The proposed norms aimed to make it easier for domestic mutual funds to manage offshore pooled assets.
The norms proposed by SEBI
20:25 Rule
It proposed to drop 20-25 rule requiring a minimum of 20 investors and a cap of 25 per cent investment by an individual investor in a particular scheme, for certain foreign entities.
Criteria of 20 investors with no single investor holding over 25 per cent may not be applicable to funds managed by local fund managers in regard to Category I and Category II FPIs (Foreign Portfolio Investors).

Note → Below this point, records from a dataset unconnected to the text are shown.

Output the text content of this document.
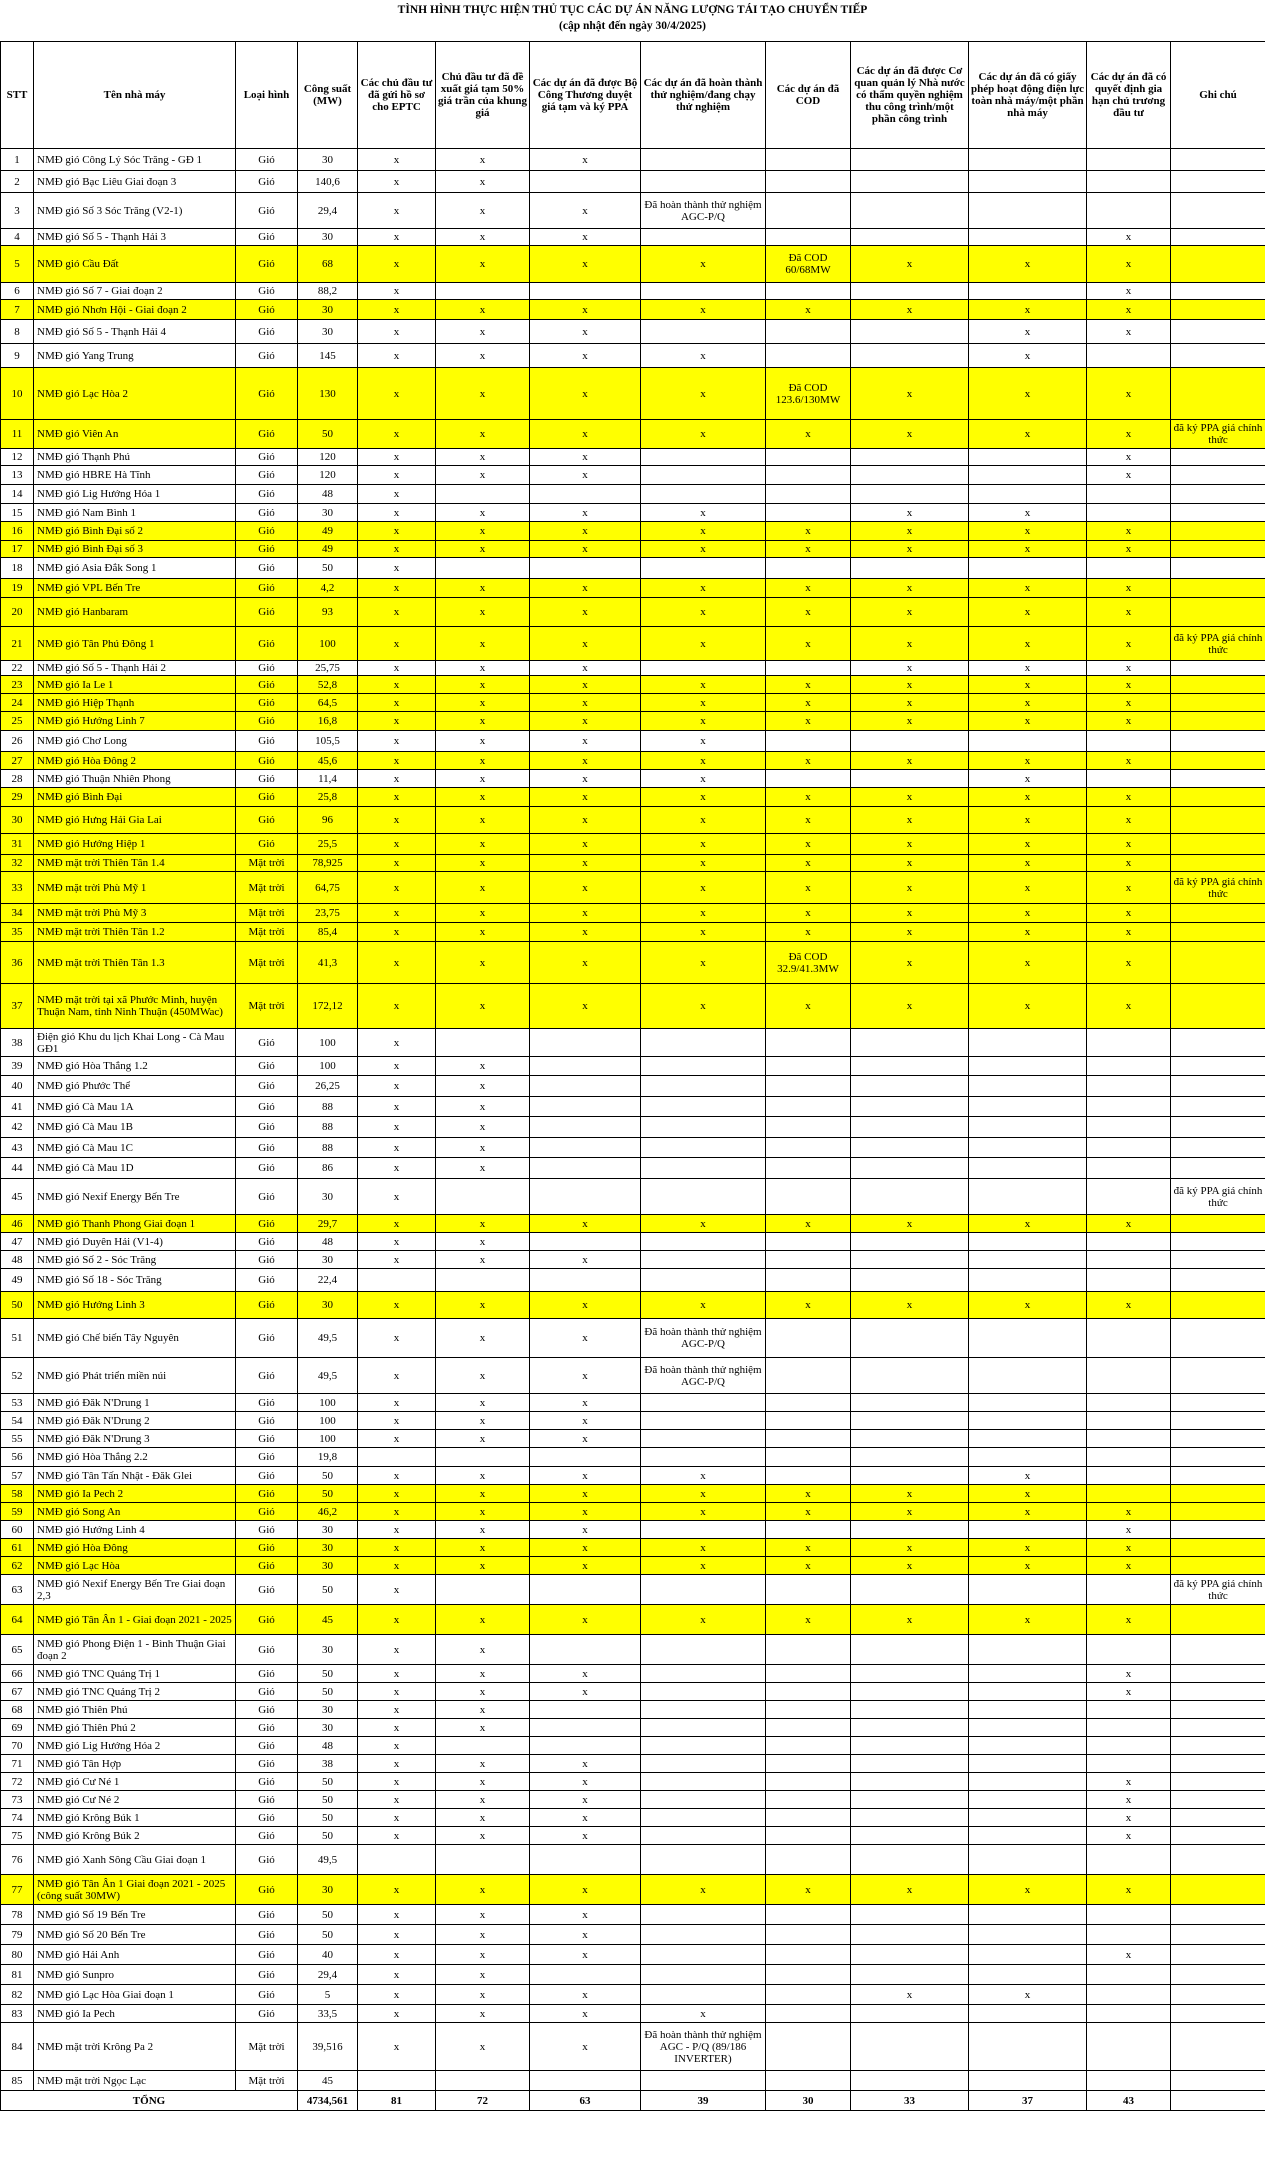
TÌNH HÌNH THỰC HIỆN THỦ TỤC CÁC DỰ ÁN NĂNG LƯỢNG TÁI TẠO CHUYỂN TIẾP
(cập nhật đến ngày 30/4/2025)
STT	Tên nhà máy	Loại hình	Công suất (MW)	Các chủ đầu tư đã gửi hồ sơ cho EPTC	Chủ đầu tư đã đề xuất giá tạm 50% giá trần của khung giá	Các dự án đã được Bộ Công Thương duyệt giá tạm và ký PPA	Các dự án đã hoàn thành thử nghiệm/đang chạy thử nghiệm	Các dự án đã COD	Các dự án đã được Cơ quan quản lý Nhà nước có thẩm quyền nghiệm thu công trình/một phần công trình	Các dự án đã có giấy phép hoạt động điện lực toàn nhà máy/một phần nhà máy	Các dự án đã có quyết định gia hạn chủ trương đầu tư	Ghi chú
1	NMĐ gió Công Lý Sóc Trăng - GĐ 1	Gió	30	x	x	x						
2	NMĐ gió Bạc Liêu Giai đoạn 3	Gió	140,6	x	x							
3	NMĐ gió Số 3 Sóc Trăng (V2-1)	Gió	29,4	x	x	x	Đã hoàn thành thử nghiệm AGC-P/Q					
4	NMĐ gió Số 5 - Thạnh Hải 3	Gió	30	x	x	x					x	
5	NMĐ gió Cầu Đất	Gió	68	x	x	x	x	Đã COD 60/68MW	x	x	x	
6	NMĐ gió Số 7 - Giai đoạn 2	Gió	88,2	x							x	
7	NMĐ gió Nhơn Hội - Giai đoạn 2	Gió	30	x	x	x	x	x	x	x	x	
8	NMĐ gió Số 5 - Thạnh Hải 4	Gió	30	x	x	x				x	x	
9	NMĐ gió Yang Trung	Gió	145	x	x	x	x			x		
10	NMĐ gió Lạc Hòa 2	Gió	130	x	x	x	x	Đã COD 123.6/130MW	x	x	x	
11	NMĐ gió Viên An	Gió	50	x	x	x	x	x	x	x	x	đã ký PPA giá chính thức
12	NMĐ gió Thạnh Phú	Gió	120	x	x	x					x	
13	NMĐ gió HBRE Hà Tĩnh	Gió	120	x	x	x					x	
14	NMĐ gió Lig Hướng Hóa 1	Gió	48	x								
15	NMĐ gió Nam Bình 1	Gió	30	x	x	x	x		x	x		
16	NMĐ gió Bình Đại số 2	Gió	49	x	x	x	x	x	x	x	x	
17	NMĐ gió Bình Đại số 3	Gió	49	x	x	x	x	x	x	x	x	
18	NMĐ gió Asia Đắk Song 1	Gió	50	x								
19	NMĐ gió VPL Bến Tre	Gió	4,2	x	x	x	x	x	x	x	x	
20	NMĐ gió Hanbaram	Gió	93	x	x	x	x	x	x	x	x	
21	NMĐ gió Tân Phú Đông 1	Gió	100	x	x	x	x	x	x	x	x	đã ký PPA giá chính thức
22	NMĐ gió Số 5 - Thạnh Hải 2	Gió	25,75	x	x	x			x	x	x	
23	NMĐ gió Ia Le 1	Gió	52,8	x	x	x	x	x	x	x	x	
24	NMĐ gió Hiệp Thạnh	Gió	64,5	x	x	x	x	x	x	x	x	
25	NMĐ gió Hướng Linh 7	Gió	16,8	x	x	x	x	x	x	x	x	
26	NMĐ gió Chơ Long	Gió	105,5	x	x	x	x					
27	NMĐ gió Hòa Đông 2	Gió	45,6	x	x	x	x	x	x	x	x	
28	NMĐ gió Thuận Nhiên Phong	Gió	11,4	x	x	x	x			x		
29	NMĐ gió Bình Đại	Gió	25,8	x	x	x	x	x	x	x	x	
30	NMĐ gió Hưng Hải Gia Lai	Gió	96	x	x	x	x	x	x	x	x	
31	NMĐ gió Hướng Hiệp 1	Gió	25,5	x	x	x	x	x	x	x	x	
32	NMĐ mặt trời Thiên Tân 1.4	Mặt trời	78,925	x	x	x	x	x	x	x	x	
33	NMĐ mặt trời Phù Mỹ 1	Mặt trời	64,75	x	x	x	x	x	x	x	x	đã ký PPA giá chính thức
34	NMĐ mặt trời Phù Mỹ 3	Mặt trời	23,75	x	x	x	x	x	x	x	x	
35	NMĐ mặt trời Thiên Tân 1.2	Mặt trời	85,4	x	x	x	x	x	x	x	x	
36	NMĐ mặt trời Thiên Tân 1.3	Mặt trời	41,3	x	x	x	x	Đã COD 32.9/41.3MW	x	x	x	
37	NMĐ mặt trời tại xã Phước Minh, huyện Thuận Nam, tỉnh Ninh Thuận (450MWac)	Mặt trời	172,12	x	x	x	x	x	x	x	x	
38	Điện gió Khu du lịch Khai Long - Cà Mau GĐ1	Gió	100	x								
39	NMĐ gió Hòa Thắng 1.2	Gió	100	x	x							
40	NMĐ gió Phước Thể	Gió	26,25	x	x							
41	NMĐ gió Cà Mau 1A	Gió	88	x	x							
42	NMĐ gió Cà Mau 1B	Gió	88	x	x							
43	NMĐ gió Cà Mau 1C	Gió	88	x	x							
44	NMĐ gió Cà Mau 1D	Gió	86	x	x							
45	NMĐ gió Nexif Energy Bến Tre	Gió	30	x								đã ký PPA giá chính thức
46	NMĐ gió Thanh Phong Giai đoạn 1	Gió	29,7	x	x	x	x	x	x	x	x	
47	NMĐ gió Duyên Hải (V1-4)	Gió	48	x	x							
48	NMĐ gió Số 2 - Sóc Trăng	Gió	30	x	x	x						
49	NMĐ gió Số 18 - Sóc Trăng	Gió	22,4									
50	NMĐ gió Hướng Linh 3	Gió	30	x	x	x	x	x	x	x	x	
51	NMĐ gió Chế biến Tây Nguyên	Gió	49,5	x	x	x	Đã hoàn thành thử nghiệm AGC-P/Q					
52	NMĐ gió Phát triển miền núi	Gió	49,5	x	x	x	Đã hoàn thành thử nghiệm AGC-P/Q					
53	NMĐ gió Đăk N'Drung 1	Gió	100	x	x	x						
54	NMĐ gió Đăk N'Drung 2	Gió	100	x	x	x						
55	NMĐ gió Đăk N'Drung 3	Gió	100	x	x	x						
56	NMĐ gió Hòa Thắng 2.2	Gió	19,8									
57	NMĐ gió Tân Tấn Nhật - Đăk Glei	Gió	50	x	x	x	x			x		
58	NMĐ gió Ia Pech 2	Gió	50	x	x	x	x	x	x	x		
59	NMĐ gió Song An	Gió	46,2	x	x	x	x	x	x	x	x	
60	NMĐ gió Hướng Linh 4	Gió	30	x	x	x					x	
61	NMĐ gió Hòa Đông	Gió	30	x	x	x	x	x	x	x	x	
62	NMĐ gió Lạc Hòa	Gió	30	x	x	x	x	x	x	x	x	
63	NMĐ gió Nexif Energy Bến Tre Giai đoạn 2,3	Gió	50	x								đã ký PPA giá chính thức
64	NMĐ gió Tân Ân 1 - Giai đoạn 2021 - 2025	Gió	45	x	x	x	x	x	x	x	x	
65	NMĐ gió Phong Điện 1 - Bình Thuận Giai đoạn 2	Gió	30	x	x							
66	NMĐ gió TNC Quảng Trị 1	Gió	50	x	x	x					x	
67	NMĐ gió TNC Quảng Trị 2	Gió	50	x	x	x					x	
68	NMĐ gió Thiên Phú	Gió	30	x	x							
69	NMĐ gió Thiên Phú 2	Gió	30	x	x							
70	NMĐ gió Lig Hướng Hóa 2	Gió	48	x								
71	NMĐ gió Tân Hợp	Gió	38	x	x	x						
72	NMĐ gió Cư Né 1	Gió	50	x	x	x					x	
73	NMĐ gió Cư Né 2	Gió	50	x	x	x					x	
74	NMĐ gió Krông Búk 1	Gió	50	x	x	x					x	
75	NMĐ gió Krông Búk 2	Gió	50	x	x	x					x	
76	NMĐ gió Xanh Sông Cầu Giai đoạn 1	Gió	49,5									
77	NMĐ gió Tân Ân 1 Giai đoạn 2021 - 2025 (công suất 30MW)	Gió	30	x	x	x	x	x	x	x	x	
78	NMĐ gió Số 19 Bến Tre	Gió	50	x	x	x						
79	NMĐ gió Số 20 Bến Tre	Gió	50	x	x	x						
80	NMĐ gió Hải Anh	Gió	40	x	x	x					x	
81	NMĐ gió Sunpro	Gió	29,4	x	x							
82	NMĐ gió Lạc Hòa Giai đoạn 1	Gió	5	x	x	x			x	x		
83	NMĐ gió Ia Pech	Gió	33,5	x	x	x	x					
84	NMĐ mặt trời Krông Pa 2	Mặt trời	39,516	x	x	x	Đã hoàn thành thử nghiệm AGC - P/Q (89/186 INVERTER)					
85	NMĐ mặt trời Ngọc Lạc	Mặt trời	45									
TỔNG			4734,561	81	72	63	39	30	33	37	43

Category I FPIs includes government and government related entities and Category II FPIs includes both broad based entities such as mutual funds, investments trusts and persons such as portfolio managers, investment managers, asset management companies, banks among others.
Separate fund manager
It proposed to do away with the rule that requires appointment of separate fund manager for managing an offshore fund
Currently, for managing an offshore fund it is allowed to appoint the same fund manager who is managing domestic scheme, only if
• The investment objective and asset allocation of such scheme and offshore fund are same
• The portfolio is replicated (at least 70 percent) in both the funds managed by that fund manager
• Such offshore fund is broad based fund i.e. the fund has at least 20 investors and no single investor accounts for more than 25 percent of corpus of the fund.
Why the need for such norms?
• Challenges faced by the local fund managers in managing offshore pooled assets
• Introduction of FPI Regulations has rationalized the investment routes and monitoring of foreign portfolio investments and also streamlined categories of overseas investors.
Currently, there are 45 mutual fund houses, which together manage 11 lakh crore rupees investor assets.